Les grenades allemandes à manche de bois avaient un meilleur
rendement que les grenades américaines à fragmentation,
mais la pêche était toujours fructueuse pour notre
plus grand bonheur.
Mes parents durent, comme beaucoup d'habitants du village, héberger
des soldats américains dans leur maison. Nous étions
aux premières loges et nous nous entendions bien avec nos
libérateurs. Nous étions des privilégiés.
Ils nous emmenaient dans les champs assister aux exercices de
tir et ils nous laissaient tirer avec leur carabine.
Un soir nous eûmes l'extrême honneur d'être
invités par eux à une séance de cinéma
pour la troupe. Le film était projeté dans la salle
des fêtes du restaurant Simonin de Kalhausen. Un camion
GMC nous transporta au village et nous étions fiers de
notre succès. Les autres enfants du village n'avaient pas
eu cet honneur. L'évènement était d'importance
car les films étaient rares à cette époque.
Dommage qu'aucun de nous n'ait rien compris aux dialogues en anglais
!
Les GI faisaient fonctionner une cuisine dans les locaux de la
gare. Ils avaient disposés de grandes cuves à l'extérieur,
du côté des quais, et c'est là qu'ils chauffaient
la nourriture. Le hall de la gare servait à la distribution
des repas.
Mon frère Théophile avait été engagé comme
aide-cuisinier par les Américains. Il devait s’occuper journellement de
distribuer les repas et de laver ensuite les divers récipients qui
avaient servi à leur préparation.
Il nous rapportait chaque soir des restes de cuisine à la maison et
nous appréciions beaucoup cette nourriture supplémentaire que nous
découvrions et qui nous était d’un grand secours en cette période de
pénurie.
Il recevait aussi assez souvent de nombreux morceaux
de savon, denrée très rare et très recherchée
pour l'époque. Ils étaient les bienvenus surtout
pour la lessive de la famille.
Comme vous l'avez peut-être compris, j'ai toujours été
attiré par l'uniforme et les armes. La guerre a été
pour nous, les enfants, une période faste. Nous n'avons
pas profité des Allemands et de leur matériel, c'était
impossible, puisqu'ils n'avaient pas grand chose.
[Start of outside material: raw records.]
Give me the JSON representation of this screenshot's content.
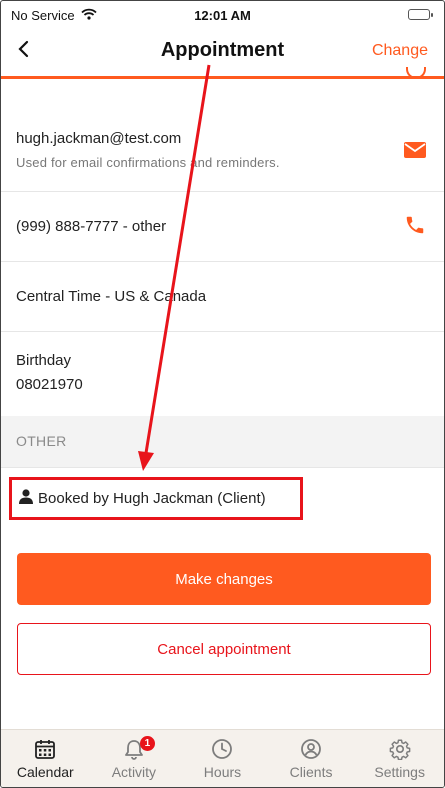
{
  "status_bar": {
    "carrier": "No Service",
    "time": "12:01 AM"
  },
  "header": {
    "title": "Appointment",
    "action_label": "Change"
  },
  "contact": {
    "email": "hugh.jackman@test.com",
    "email_note": "Used for email confirmations and reminders.",
    "phone": "(999) 888-7777 - other",
    "timezone": "Central Time - US & Canada",
    "birthday_label": "Birthday",
    "birthday_value": "08021970"
  },
  "other_section": {
    "title": "OTHER",
    "booked_by": "Booked by Hugh Jackman (Client)"
  },
  "actions": {
    "primary_label": "Make changes",
    "secondary_label": "Cancel appointment"
  },
  "tab_bar": {
    "tabs": [
      {
        "label": "Calendar",
        "icon": "calendar-icon",
        "active": true
      },
      {
        "label": "Activity",
        "icon": "bell-icon",
        "badge": "1"
      },
      {
        "label": "Hours",
        "icon": "clock-icon"
      },
      {
        "label": "Clients",
        "icon": "user-circle-icon"
      },
      {
        "label": "Settings",
        "icon": "gear-icon"
      }
    ]
  },
  "colors": {
    "accent": "#ff5a1f",
    "danger": "#e8141b",
    "tab_bar_bg": "#f5f1ec"
  }
}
Les Américains, par contre, ont été généreux
dans tous les domaines et nous en avons profité comme tous
les enfants.
La guerre n'a laissé que de bons souvenirs, nous découvrions
un monde inconnu, nous avions un champ d'action immense à
parcourir. Le danger était pourtant bien présent,
mais nous l'ignorions.
Texte de Gérard Kuffler, Avril 2008.